In the meantime, other provisions that will drive up costs include an assault on one particular industry, a 10 percent tax on indoor tanning services begins July 1.
Beginning in 2011, new changes take effect that will increase costs and limit choices. Those changes include:
• New limits on HSAs and FSAs — Consumers will be prohibited from using health savings accounts and flexible spending funds to purchase non-prescribed items, including over-the-counter medication (except insulin).
• Federally subsidized long-term care — Small businesses may voluntarily participate in a new long-term care program.
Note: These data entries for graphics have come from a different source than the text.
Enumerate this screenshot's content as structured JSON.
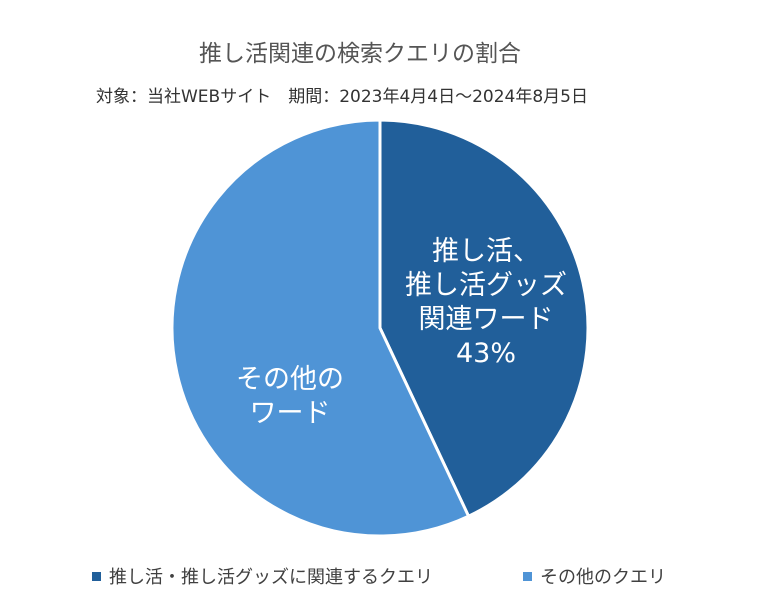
{
  "chart_data": {
    "type": "pie",
    "title": "推し活関連の検索クエリの割合",
    "subtitle": "対象：当社WEBサイト　期間：2023年4月4日～2024年8月5日",
    "slices": [
      {
        "label_lines": [
          "推し活、",
          "推し活グッズ",
          "関連ワード"
        ],
        "value": 43,
        "value_label": "43%",
        "legend": "推し活・推し活グッズに関連するクエリ",
        "color": "#215f9a"
      },
      {
        "label_lines": [
          "その他の",
          "ワード"
        ],
        "value": 57,
        "value_label": "",
        "legend": "その他のクエリ",
        "color": "#4f94d6"
      }
    ],
    "start": "12 o'clock",
    "direction": "clockwise",
    "legend_position": "bottom"
  }
}
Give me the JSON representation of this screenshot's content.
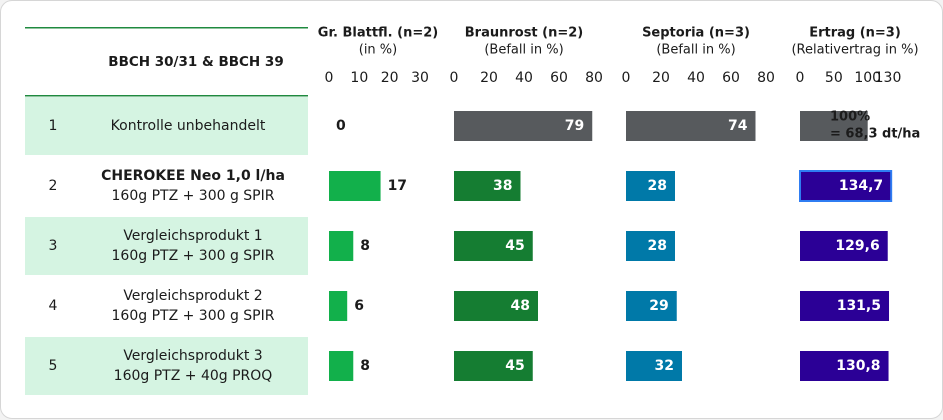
{
  "row_header": "BBCH 30/31 & BBCH 39",
  "rows": [
    {
      "num": "1",
      "line1": "Kontrolle unbehandelt",
      "line2": "",
      "bold": false,
      "highlight": true
    },
    {
      "num": "2",
      "line1": "CHEROKEE Neo 1,0 l/ha",
      "line2": "160g PTZ + 300 g SPIR",
      "bold": true,
      "highlight": false
    },
    {
      "num": "3",
      "line1": "Vergleichsprodukt 1",
      "line2": "160g PTZ + 300 g SPIR",
      "bold": false,
      "highlight": true
    },
    {
      "num": "4",
      "line1": "Vergleichsprodukt 2",
      "line2": "160g PTZ + 300 g SPIR",
      "bold": false,
      "highlight": false
    },
    {
      "num": "5",
      "line1": "Vergleichsprodukt 3",
      "line2": "160g PTZ + 40g PROQ",
      "bold": false,
      "highlight": true
    }
  ],
  "colors": {
    "row_highlight": "#d5f4e2",
    "header_rule": "#1f8a3f",
    "control_gray": "#575a5d",
    "light_green": "#12b04b",
    "dark_green": "#157d32",
    "blue": "#0079a8",
    "purple": "#2b0096",
    "purple_outline": "#2f7df2"
  },
  "chart_data": [
    {
      "type": "bar",
      "title": "Gr. Blattfl. (n=2)",
      "subtitle": "(in %)",
      "xlim": [
        0,
        30
      ],
      "ticks": [
        "0",
        "10",
        "20",
        "30"
      ],
      "values": [
        0,
        17,
        8,
        6,
        8
      ],
      "labels": [
        "0",
        "17",
        "8",
        "6",
        "8"
      ],
      "bar_colors": [
        "#575a5d",
        "#12b04b",
        "#12b04b",
        "#12b04b",
        "#12b04b"
      ],
      "label_position": "outside"
    },
    {
      "type": "bar",
      "title": "Braunrost (n=2)",
      "subtitle": "(Befall in %)",
      "xlim": [
        0,
        80
      ],
      "ticks": [
        "0",
        "20",
        "40",
        "60",
        "80"
      ],
      "values": [
        79,
        38,
        45,
        48,
        45
      ],
      "labels": [
        "79",
        "38",
        "45",
        "48",
        "45"
      ],
      "bar_colors": [
        "#575a5d",
        "#157d32",
        "#157d32",
        "#157d32",
        "#157d32"
      ],
      "label_position": "inside"
    },
    {
      "type": "bar",
      "title": "Septoria (n=3)",
      "subtitle": "(Befall in %)",
      "xlim": [
        0,
        80
      ],
      "ticks": [
        "0",
        "20",
        "40",
        "60",
        "80"
      ],
      "values": [
        74,
        28,
        28,
        29,
        32
      ],
      "labels": [
        "74",
        "28",
        "28",
        "29",
        "32"
      ],
      "bar_colors": [
        "#575a5d",
        "#0079a8",
        "#0079a8",
        "#0079a8",
        "#0079a8"
      ],
      "label_position": "inside"
    },
    {
      "type": "bar",
      "title": "Ertrag (n=3)",
      "subtitle": "(Relativertrag in %)",
      "xlim": [
        0,
        130
      ],
      "ticks": [
        "0",
        "50",
        "100",
        "130"
      ],
      "tick_values": [
        0,
        50,
        100,
        130
      ],
      "values": [
        100,
        134.7,
        129.6,
        131.5,
        130.8
      ],
      "labels": [
        "",
        "134,7",
        "129,6",
        "131,5",
        "130,8"
      ],
      "control_label": [
        "100%",
        "= 68,3 dt/ha"
      ],
      "bar_colors": [
        "#575a5d",
        "#2b0096",
        "#2b0096",
        "#2b0096",
        "#2b0096"
      ],
      "label_position": "inside"
    }
  ]
}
Participating firms’ employees will be automatically enrolled and subject to payroll deductions unless they choose to opt out. This program means more paperwork and will almost certainly cost far more than what the deductions will cover.
• A brand-name drug tax — Manufacturers and importers of brand-name drugs will pay a tax of $2.5 billion in 2011, $3 billion per year for 2012 through 2016, $3.5 billion for 2017, $4.2 billion for 2018 and $2.8 billion for 2019 and thereafter. This tax is certain to be passed along to consumers.
In 2012, small business owners will face a tremendous new burden. They will have to send to the IRS a Form 1099 for each and every business-to-business transaction of $600 or more. We expect that the IRS will hire as many as 12,000 new auditors.
Further out, we’ll see new taxes, an expensive, federally mandated minimum benefits package and additional complex mandates on individuals and employers who will face penalties if they don‘t comply.
In the meantime, small business owners will struggle trying to gauge the costs and understand the impact of a new law they neither wanted nor asked for, rather than the solutions that would actually help them cope with the rising costs of health care. No doubt when November comes, small business owners will remember who forced this reform on them and cast their vote accordingly at the ballot box.
Dan Danner is president and CEO of the National Federation of Independent Business in Washington, D.C.